From an article in The Australian about South African born author JM Coetzee:

universities should be educating students in the history of arts, music and humanities rather than just equipping them with the skills to write creative prose and play music.


"Should we be worried that the graduating students are equipped to write novels and stories and plays for today's literary market but not well informed about the history of these forms or about what has been achieved in the forms in the past?" Coetzee asked.

"If I asked the corresponding question in the realms of science and technology, a reasonable answer would probably be, no, it is nothing to be worried about, that someone could get a degree in astronomy without knowing about Ptolemy or a degree in engineering without knowing about Archimedes."

Whereas, of course, someone writing creative work who hasn't read at least a survey of Homer, Chaucer, and Cervantes is virtually crippled.
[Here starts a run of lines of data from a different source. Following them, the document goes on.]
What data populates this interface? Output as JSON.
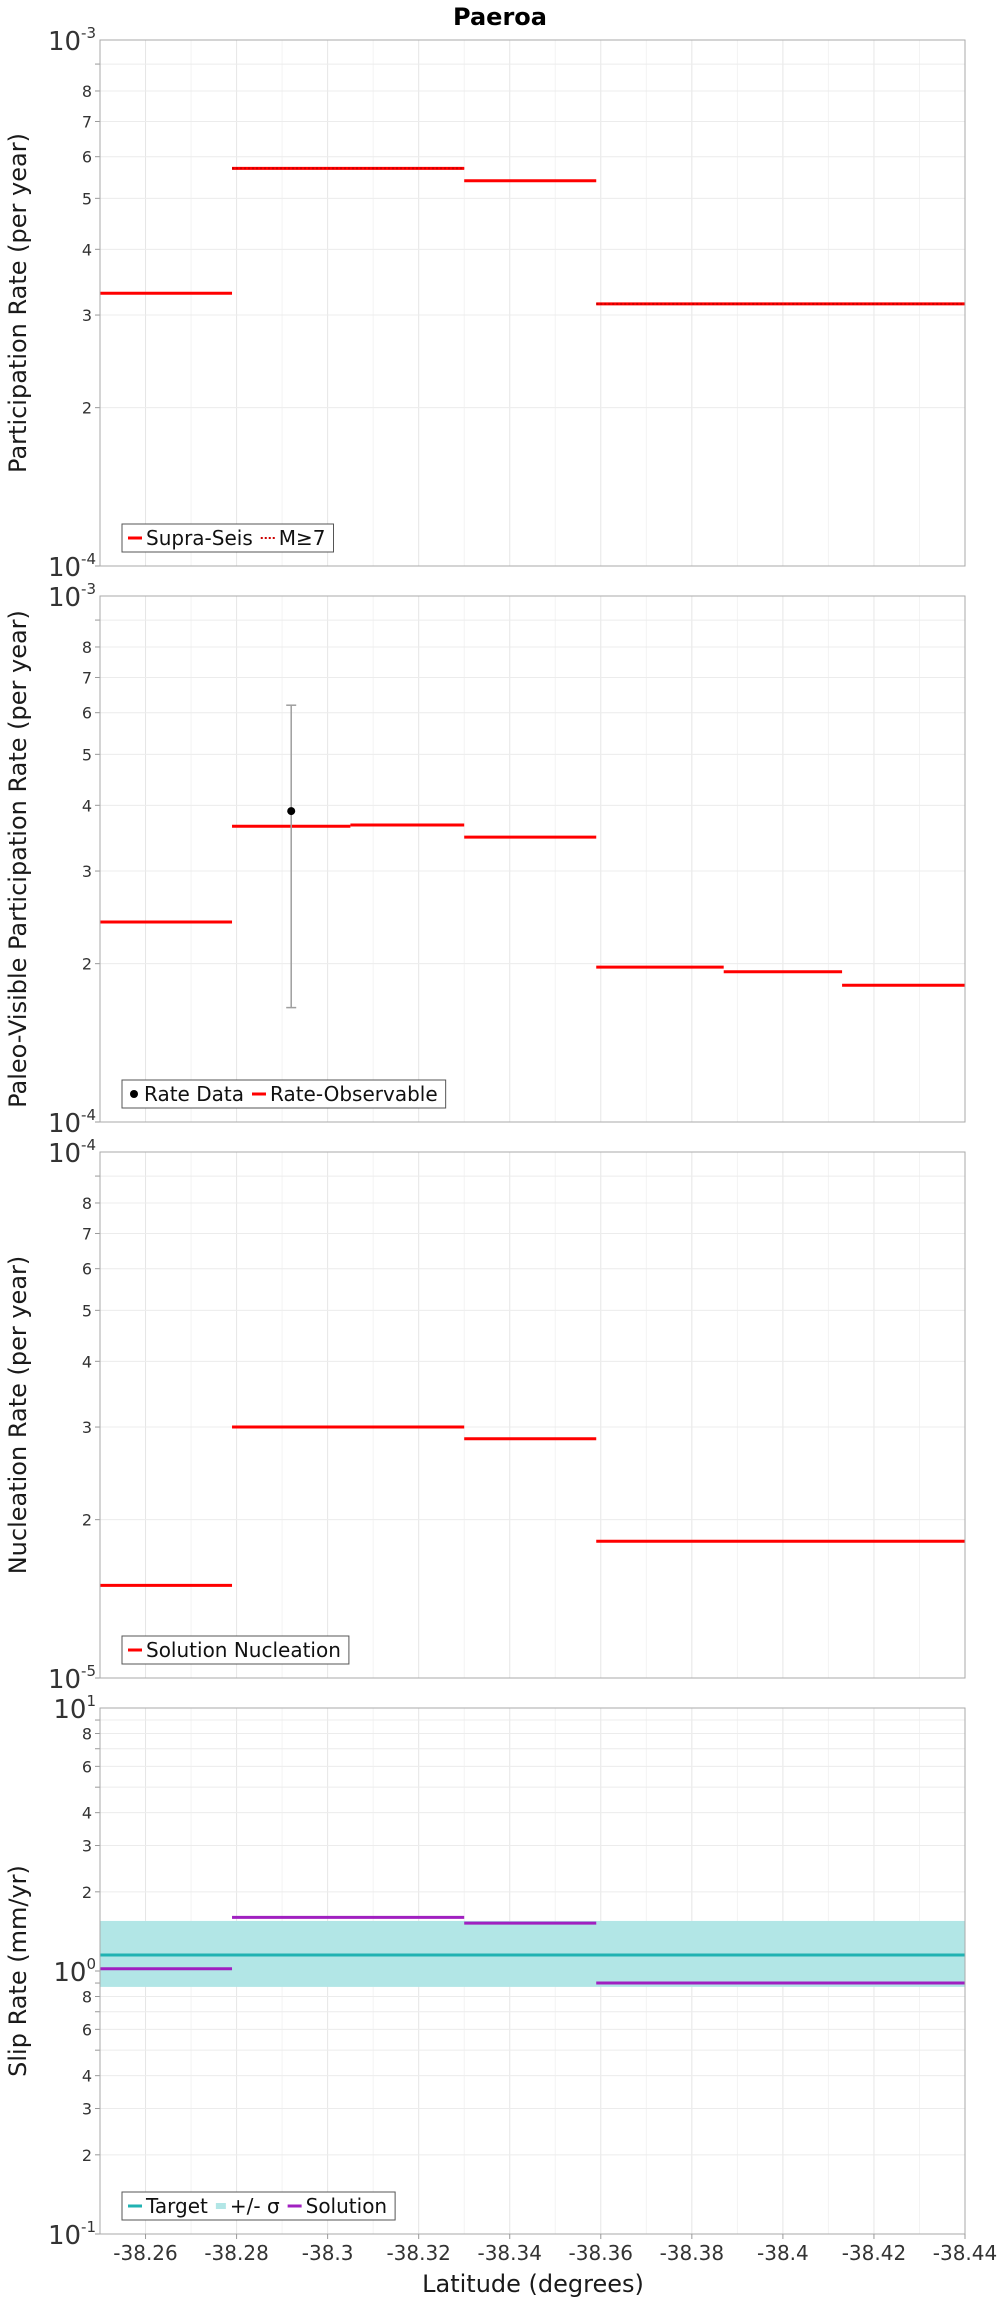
{
  "chart_data": {
    "type": "line",
    "title": "Paeroa",
    "xlabel": "Latitude (degrees)",
    "x_ticks": [
      "-38.26",
      "-38.28",
      "-38.3",
      "-38.32",
      "-38.34",
      "-38.36",
      "-38.38",
      "-38.4",
      "-38.42",
      "-38.44"
    ],
    "xlim": [
      -38.25,
      -38.44
    ],
    "panels": [
      {
        "ylabel": "Participation Rate (per year)",
        "yscale": "log",
        "ylim": [
          0.0001,
          0.001
        ],
        "decade_labels": [
          {
            "base": "10",
            "exp": "-4"
          },
          {
            "base": "10",
            "exp": "-3"
          }
        ],
        "minor_ticks": [
          "2",
          "3",
          "4",
          "5",
          "6",
          "7",
          "8"
        ],
        "legend": [
          "Supra-Seis",
          "M≥7"
        ],
        "series": [
          {
            "name": "Supra-Seis",
            "color": "#ff0000",
            "style": "solid",
            "segments": [
              [
                -38.25,
                -38.279,
                0.00033
              ],
              [
                -38.279,
                -38.33,
                0.00057
              ],
              [
                -38.33,
                -38.359,
                0.00054
              ],
              [
                -38.359,
                -38.44,
                0.000315
              ]
            ]
          },
          {
            "name": "M≥7",
            "color": "#cc0000",
            "style": "dotted",
            "segments": [
              [
                -38.279,
                -38.33,
                0.00057
              ],
              [
                -38.359,
                -38.44,
                0.000315
              ]
            ]
          }
        ]
      },
      {
        "ylabel": "Paleo-Visible Participation Rate (per year)",
        "yscale": "log",
        "ylim": [
          0.0001,
          0.001
        ],
        "decade_labels": [
          {
            "base": "10",
            "exp": "-4"
          },
          {
            "base": "10",
            "exp": "-3"
          }
        ],
        "minor_ticks": [
          "2",
          "3",
          "4",
          "5",
          "6",
          "7",
          "8"
        ],
        "legend": [
          "Rate Data",
          "Rate-Observable"
        ],
        "series": [
          {
            "name": "Rate-Observable",
            "color": "#ff0000",
            "style": "solid",
            "segments": [
              [
                -38.25,
                -38.279,
                0.00024
              ],
              [
                -38.279,
                -38.305,
                0.000365
              ],
              [
                -38.305,
                -38.33,
                0.000367
              ],
              [
                -38.33,
                -38.359,
                0.000348
              ],
              [
                -38.359,
                -38.387,
                0.000197
              ],
              [
                -38.387,
                -38.413,
                0.000193
              ],
              [
                -38.413,
                -38.44,
                0.000182
              ]
            ]
          }
        ],
        "points": [
          {
            "name": "Rate Data",
            "x": -38.292,
            "y": 0.00039,
            "ylow": 0.000165,
            "yhigh": 0.00062,
            "color": "#000000"
          }
        ]
      },
      {
        "ylabel": "Nucleation Rate (per year)",
        "yscale": "log",
        "ylim": [
          1e-05,
          0.0001
        ],
        "decade_labels": [
          {
            "base": "10",
            "exp": "-5"
          },
          {
            "base": "10",
            "exp": "-4"
          }
        ],
        "minor_ticks": [
          "2",
          "3",
          "4",
          "5",
          "6",
          "7",
          "8"
        ],
        "legend": [
          "Solution Nucleation"
        ],
        "series": [
          {
            "name": "Solution Nucleation",
            "color": "#ff0000",
            "style": "solid",
            "segments": [
              [
                -38.25,
                -38.279,
                1.5e-05
              ],
              [
                -38.279,
                -38.33,
                3e-05
              ],
              [
                -38.33,
                -38.359,
                2.85e-05
              ],
              [
                -38.359,
                -38.44,
                1.82e-05
              ]
            ]
          }
        ]
      },
      {
        "ylabel": "Slip Rate (mm/yr)",
        "yscale": "log",
        "ylim": [
          0.1,
          10
        ],
        "decade_labels": [
          {
            "base": "10",
            "exp": "-1"
          },
          {
            "base": "10",
            "exp": "0"
          },
          {
            "base": "10",
            "exp": "1"
          }
        ],
        "minor_ticks": [
          "2",
          "3",
          "4",
          "6",
          "8"
        ],
        "legend": [
          "Target",
          "+/- σ",
          "Solution"
        ],
        "band": {
          "name": "+/- σ",
          "color": "#b2e6e6",
          "ylow": 0.87,
          "yhigh": 1.55
        },
        "series": [
          {
            "name": "Target",
            "color": "#20b2b2",
            "style": "solid",
            "segments": [
              [
                -38.25,
                -38.44,
                1.15
              ]
            ]
          },
          {
            "name": "Solution",
            "color": "#a020c0",
            "style": "solid",
            "segments": [
              [
                -38.25,
                -38.279,
                1.02
              ],
              [
                -38.279,
                -38.33,
                1.6
              ],
              [
                -38.33,
                -38.359,
                1.52
              ],
              [
                -38.359,
                -38.44,
                0.9
              ]
            ]
          }
        ]
      }
    ]
  }
}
The problem lies in the Trade School approach to literary education, the idea that there are critics who need one sort of learning and creators who need another. University English departments reinforce this division institutionally by providing their BAs of English Literature—for critics—and BFAs in Creative Writing—for poets, novelists, and the seemingly endless supply of short story writers in the vein of Raymond Carver—as separate sets of curriculum. I'm going to go way out on a limb here and say that a person who hasn't read a good 70% of Shakespeare, along with The Illiad, The Odyssey, The Canterbury Tales and Beowulf has no business even thinking about being a professional poet or teaching creative writing. I'd go farther than that and refer readers to Ezra Pound's ABC's of Reading for a more complete list, but I'd probably only get accused of elitism and any way, I have trouble with the idea that one needs to speak Provençal and Catalan in order to write good poetry in English. Still these days, given the emphasis on workshop courses and the reading and analysis of 20th century English speaking poets and critics, it's conceivable that there are Creative Writing MFA's, and maybe even a lot of them, who haven't ever done their homework. Some American schools have started to realize this problem. SUNY Buffalo, for example, runs the PhD in poetics program which is designed to produce well-read artists rather than the highly skilled artisans that come out of a program like Iowa's Writers Workshop.